As has been said though, go easy on the descaling and you won't be ingesting much Al. The Classic boiler is very small so most of the water will have hardly spent any time in contact with the metal. I can't see much leaching out of a dispersion plate as the coffee passes through. Back flushing with detergent also causes discolouration to the dispersion block.


----------



## Lewis. (Sep 8, 2014)

Have this part a wash and a bit of a scrub but when it's dries with a towel it literally turns it grey that can't be good!!


----------



## Phil104 (Apr 15, 2014)

hotmetal said:


> This was one reason why there was a group buy on brass dispersion plates. The group buy didn't go ahead but if you can find the thread, towards the end there was a post from someone who found an alternative supplier of brass plates at a similar price (around 20 quid).
> 
> As has been said though, go easy on the descaling and you won't be ingesting much Al. The Classic boiler is very small so most of the water will have hardly spent any time in contact with the metal. I can't see much leaching out of a dispersion plate as the coffee passes through.

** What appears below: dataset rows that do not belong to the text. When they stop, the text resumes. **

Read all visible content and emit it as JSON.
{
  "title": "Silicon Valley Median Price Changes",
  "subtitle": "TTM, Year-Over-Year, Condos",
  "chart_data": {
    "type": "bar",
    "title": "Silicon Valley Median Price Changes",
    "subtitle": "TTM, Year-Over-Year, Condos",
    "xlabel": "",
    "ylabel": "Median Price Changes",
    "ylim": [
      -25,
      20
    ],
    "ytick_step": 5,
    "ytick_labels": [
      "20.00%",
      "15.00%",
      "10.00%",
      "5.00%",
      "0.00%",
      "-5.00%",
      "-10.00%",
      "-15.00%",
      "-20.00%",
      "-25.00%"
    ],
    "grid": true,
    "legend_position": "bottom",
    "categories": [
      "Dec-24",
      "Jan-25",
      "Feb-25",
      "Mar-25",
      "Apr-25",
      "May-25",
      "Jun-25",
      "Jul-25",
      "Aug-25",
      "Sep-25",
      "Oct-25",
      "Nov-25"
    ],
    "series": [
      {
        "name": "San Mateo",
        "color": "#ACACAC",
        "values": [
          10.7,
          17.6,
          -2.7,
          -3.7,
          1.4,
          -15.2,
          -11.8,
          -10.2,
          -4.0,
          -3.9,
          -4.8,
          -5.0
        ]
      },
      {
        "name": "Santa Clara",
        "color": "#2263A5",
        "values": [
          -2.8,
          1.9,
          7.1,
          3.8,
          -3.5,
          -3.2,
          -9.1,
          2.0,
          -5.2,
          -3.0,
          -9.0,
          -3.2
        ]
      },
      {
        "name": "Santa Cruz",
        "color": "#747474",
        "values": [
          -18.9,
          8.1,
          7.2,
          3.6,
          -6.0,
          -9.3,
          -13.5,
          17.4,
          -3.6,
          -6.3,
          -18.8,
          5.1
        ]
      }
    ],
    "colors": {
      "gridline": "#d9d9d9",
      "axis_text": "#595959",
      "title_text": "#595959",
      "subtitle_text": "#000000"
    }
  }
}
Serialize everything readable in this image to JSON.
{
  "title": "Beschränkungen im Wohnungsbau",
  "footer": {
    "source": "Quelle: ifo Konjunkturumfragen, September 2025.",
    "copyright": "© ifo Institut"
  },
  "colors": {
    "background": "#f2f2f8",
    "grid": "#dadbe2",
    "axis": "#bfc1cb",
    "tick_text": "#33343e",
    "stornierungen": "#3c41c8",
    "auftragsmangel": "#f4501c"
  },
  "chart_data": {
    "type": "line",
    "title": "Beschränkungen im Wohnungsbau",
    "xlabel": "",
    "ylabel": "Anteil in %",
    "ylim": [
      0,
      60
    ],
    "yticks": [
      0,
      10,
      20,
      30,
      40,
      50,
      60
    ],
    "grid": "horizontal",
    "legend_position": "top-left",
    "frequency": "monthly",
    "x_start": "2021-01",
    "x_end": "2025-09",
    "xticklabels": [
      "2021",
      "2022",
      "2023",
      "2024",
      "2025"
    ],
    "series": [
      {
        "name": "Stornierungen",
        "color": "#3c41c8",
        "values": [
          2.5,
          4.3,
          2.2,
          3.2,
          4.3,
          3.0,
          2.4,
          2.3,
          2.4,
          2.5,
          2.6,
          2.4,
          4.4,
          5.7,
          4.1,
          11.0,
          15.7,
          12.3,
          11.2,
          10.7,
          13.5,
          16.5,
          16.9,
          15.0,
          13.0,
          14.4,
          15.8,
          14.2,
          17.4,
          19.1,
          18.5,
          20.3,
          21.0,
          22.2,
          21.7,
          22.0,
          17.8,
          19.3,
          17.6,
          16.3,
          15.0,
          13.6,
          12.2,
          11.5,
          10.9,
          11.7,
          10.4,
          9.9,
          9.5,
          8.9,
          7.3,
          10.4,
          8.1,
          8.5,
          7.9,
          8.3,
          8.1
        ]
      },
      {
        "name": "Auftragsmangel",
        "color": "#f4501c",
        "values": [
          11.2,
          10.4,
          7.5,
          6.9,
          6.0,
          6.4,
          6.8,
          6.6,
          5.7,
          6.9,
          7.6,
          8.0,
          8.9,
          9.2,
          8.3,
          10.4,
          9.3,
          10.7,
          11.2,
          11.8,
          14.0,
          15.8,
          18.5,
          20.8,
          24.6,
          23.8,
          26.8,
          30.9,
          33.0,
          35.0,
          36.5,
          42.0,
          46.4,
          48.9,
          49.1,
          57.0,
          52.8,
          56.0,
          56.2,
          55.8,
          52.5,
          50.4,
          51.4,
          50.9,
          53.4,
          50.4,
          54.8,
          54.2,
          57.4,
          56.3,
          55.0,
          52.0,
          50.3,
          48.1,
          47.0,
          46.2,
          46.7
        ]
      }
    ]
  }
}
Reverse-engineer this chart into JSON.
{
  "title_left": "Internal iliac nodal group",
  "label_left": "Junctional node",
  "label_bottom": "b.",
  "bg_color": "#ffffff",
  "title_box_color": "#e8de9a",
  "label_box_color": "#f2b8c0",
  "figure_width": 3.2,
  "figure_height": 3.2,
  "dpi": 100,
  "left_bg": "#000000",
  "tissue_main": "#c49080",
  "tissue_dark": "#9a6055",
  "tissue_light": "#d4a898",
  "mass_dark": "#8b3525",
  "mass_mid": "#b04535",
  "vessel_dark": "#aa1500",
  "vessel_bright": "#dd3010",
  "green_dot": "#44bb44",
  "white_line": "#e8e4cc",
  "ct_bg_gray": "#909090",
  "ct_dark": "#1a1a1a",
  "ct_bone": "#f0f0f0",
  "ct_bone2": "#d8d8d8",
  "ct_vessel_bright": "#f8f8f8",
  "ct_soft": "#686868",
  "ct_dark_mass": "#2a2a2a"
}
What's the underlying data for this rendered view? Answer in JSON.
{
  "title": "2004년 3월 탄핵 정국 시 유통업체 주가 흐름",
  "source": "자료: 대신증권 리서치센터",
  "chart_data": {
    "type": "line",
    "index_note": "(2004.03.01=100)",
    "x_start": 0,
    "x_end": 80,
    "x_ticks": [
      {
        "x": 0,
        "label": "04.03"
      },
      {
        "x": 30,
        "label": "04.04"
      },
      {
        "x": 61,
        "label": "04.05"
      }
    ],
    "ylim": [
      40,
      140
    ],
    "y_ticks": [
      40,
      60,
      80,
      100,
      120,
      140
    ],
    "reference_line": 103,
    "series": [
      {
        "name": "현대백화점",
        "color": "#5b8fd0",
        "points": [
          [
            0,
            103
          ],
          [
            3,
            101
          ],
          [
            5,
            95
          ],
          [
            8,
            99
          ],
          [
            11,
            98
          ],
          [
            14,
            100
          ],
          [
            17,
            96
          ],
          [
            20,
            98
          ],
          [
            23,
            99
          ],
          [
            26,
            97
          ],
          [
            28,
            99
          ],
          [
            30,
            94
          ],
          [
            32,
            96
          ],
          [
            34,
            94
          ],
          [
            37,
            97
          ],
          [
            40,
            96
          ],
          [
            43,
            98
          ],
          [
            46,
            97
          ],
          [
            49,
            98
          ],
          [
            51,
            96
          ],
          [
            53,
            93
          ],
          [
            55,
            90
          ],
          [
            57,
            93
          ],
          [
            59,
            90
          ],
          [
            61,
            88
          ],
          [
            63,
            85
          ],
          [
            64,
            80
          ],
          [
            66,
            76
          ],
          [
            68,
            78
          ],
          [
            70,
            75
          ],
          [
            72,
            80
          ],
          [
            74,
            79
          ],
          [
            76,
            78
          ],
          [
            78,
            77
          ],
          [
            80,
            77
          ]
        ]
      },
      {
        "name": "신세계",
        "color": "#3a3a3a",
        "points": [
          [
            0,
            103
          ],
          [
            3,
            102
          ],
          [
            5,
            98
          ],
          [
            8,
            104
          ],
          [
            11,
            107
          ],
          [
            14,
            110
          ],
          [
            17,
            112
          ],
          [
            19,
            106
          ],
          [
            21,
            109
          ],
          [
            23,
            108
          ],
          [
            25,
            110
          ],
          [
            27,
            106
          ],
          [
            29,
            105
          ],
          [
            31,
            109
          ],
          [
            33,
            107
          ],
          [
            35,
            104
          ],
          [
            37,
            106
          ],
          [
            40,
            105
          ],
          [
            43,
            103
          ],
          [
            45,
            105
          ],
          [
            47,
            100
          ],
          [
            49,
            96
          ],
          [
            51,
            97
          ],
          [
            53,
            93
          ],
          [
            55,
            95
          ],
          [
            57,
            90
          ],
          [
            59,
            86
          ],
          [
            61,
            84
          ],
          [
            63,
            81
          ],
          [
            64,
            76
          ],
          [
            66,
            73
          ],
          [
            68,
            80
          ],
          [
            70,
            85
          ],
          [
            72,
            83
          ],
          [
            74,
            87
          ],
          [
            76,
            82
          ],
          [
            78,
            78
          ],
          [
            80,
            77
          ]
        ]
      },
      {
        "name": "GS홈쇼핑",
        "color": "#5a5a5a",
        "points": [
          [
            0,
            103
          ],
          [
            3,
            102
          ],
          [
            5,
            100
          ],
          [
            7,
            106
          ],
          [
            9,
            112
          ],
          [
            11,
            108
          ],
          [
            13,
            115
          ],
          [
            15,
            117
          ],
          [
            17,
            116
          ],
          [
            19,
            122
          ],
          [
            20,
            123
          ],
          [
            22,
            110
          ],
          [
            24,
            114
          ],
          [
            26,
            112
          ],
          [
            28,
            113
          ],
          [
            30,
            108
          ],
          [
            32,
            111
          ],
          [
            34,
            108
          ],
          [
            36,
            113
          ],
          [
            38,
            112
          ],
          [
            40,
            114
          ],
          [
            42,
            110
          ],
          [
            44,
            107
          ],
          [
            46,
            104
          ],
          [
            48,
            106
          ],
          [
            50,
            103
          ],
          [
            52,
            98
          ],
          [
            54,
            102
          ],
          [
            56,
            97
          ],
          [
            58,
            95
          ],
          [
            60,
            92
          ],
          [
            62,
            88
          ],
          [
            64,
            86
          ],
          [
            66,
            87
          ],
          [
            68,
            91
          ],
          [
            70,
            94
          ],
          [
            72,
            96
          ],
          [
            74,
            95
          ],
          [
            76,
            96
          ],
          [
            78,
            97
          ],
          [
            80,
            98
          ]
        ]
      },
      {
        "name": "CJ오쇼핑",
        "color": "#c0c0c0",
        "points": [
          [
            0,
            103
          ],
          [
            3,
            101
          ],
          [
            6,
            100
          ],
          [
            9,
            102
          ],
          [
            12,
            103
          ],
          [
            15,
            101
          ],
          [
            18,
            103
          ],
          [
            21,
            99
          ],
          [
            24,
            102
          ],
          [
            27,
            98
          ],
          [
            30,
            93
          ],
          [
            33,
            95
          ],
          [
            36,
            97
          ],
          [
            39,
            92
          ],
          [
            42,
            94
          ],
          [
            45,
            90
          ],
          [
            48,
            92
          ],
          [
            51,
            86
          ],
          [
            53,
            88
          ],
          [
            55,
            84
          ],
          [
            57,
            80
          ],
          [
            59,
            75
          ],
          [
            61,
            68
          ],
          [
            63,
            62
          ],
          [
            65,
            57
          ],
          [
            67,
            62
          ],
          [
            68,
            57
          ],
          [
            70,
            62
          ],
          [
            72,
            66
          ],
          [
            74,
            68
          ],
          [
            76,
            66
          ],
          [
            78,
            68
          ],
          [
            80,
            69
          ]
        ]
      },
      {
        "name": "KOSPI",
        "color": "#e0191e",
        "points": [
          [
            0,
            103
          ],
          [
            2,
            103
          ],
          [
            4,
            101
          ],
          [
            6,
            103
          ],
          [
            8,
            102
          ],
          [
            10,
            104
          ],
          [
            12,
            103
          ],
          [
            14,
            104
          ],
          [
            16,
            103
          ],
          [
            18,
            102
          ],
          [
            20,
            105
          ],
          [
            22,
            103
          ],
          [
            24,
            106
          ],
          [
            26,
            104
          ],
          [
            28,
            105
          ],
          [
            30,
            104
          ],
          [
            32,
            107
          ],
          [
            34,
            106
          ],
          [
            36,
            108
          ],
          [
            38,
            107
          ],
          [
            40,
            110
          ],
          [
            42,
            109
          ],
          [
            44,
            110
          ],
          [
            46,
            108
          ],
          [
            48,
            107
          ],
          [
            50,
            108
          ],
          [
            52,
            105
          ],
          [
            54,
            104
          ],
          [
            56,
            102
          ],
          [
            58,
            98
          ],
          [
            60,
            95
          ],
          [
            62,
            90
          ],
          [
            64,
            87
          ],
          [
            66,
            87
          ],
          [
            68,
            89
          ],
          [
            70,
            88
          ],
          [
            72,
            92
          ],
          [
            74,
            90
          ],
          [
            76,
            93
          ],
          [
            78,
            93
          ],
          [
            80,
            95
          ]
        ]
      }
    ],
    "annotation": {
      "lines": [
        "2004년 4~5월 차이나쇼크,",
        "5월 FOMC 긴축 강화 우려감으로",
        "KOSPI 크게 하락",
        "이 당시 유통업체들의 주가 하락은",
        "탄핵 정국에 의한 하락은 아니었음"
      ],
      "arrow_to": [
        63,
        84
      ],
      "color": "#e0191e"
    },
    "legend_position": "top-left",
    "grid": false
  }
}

Back flushing with detergent also causes discolouration to the dispersion block.


You will have spotted that there is a new group buy for the brass plate and on the other thread that hotmetal references there was discussion about the safety of the brass plate itself (it is). There is the other question about the water that you are using, especially if you are in a hard water area. There's lots on the forum about water.


----------



## Lewis. (Sep 8, 2014)

I filter all the water I use. The issue is this alloy plate is soft and shit. You rub it and it rubs metal onto the cloth you are running it with. Brass can't be much better right?? Stainless would surely be best b


----------



## Beanosaurus (Jun 4, 2014)

Lewis. said:


> I filter all the water I use. The issue is this alloy plate is soft and shit. You rub it and it rubs metal onto the cloth you are running it with. Brass can't be much better right?? Stainless would surely be best b


The brass one is significantly better and is definitely worth the money if you plan on sticking with the Classic.

My original shower plate holder began to perish after a few weekly routines of Cafiza back-flushing, it's a genuine piece of rubbish!


----------



## PeterF (Aug 25, 2014)

I would not worry too much. All products of this nature have to conform to EEC legislation & ROHS. The part may look mankey but I wont kill you (I hope!)

https://www.gov.uk/rohs-compliance-and-guidance


----------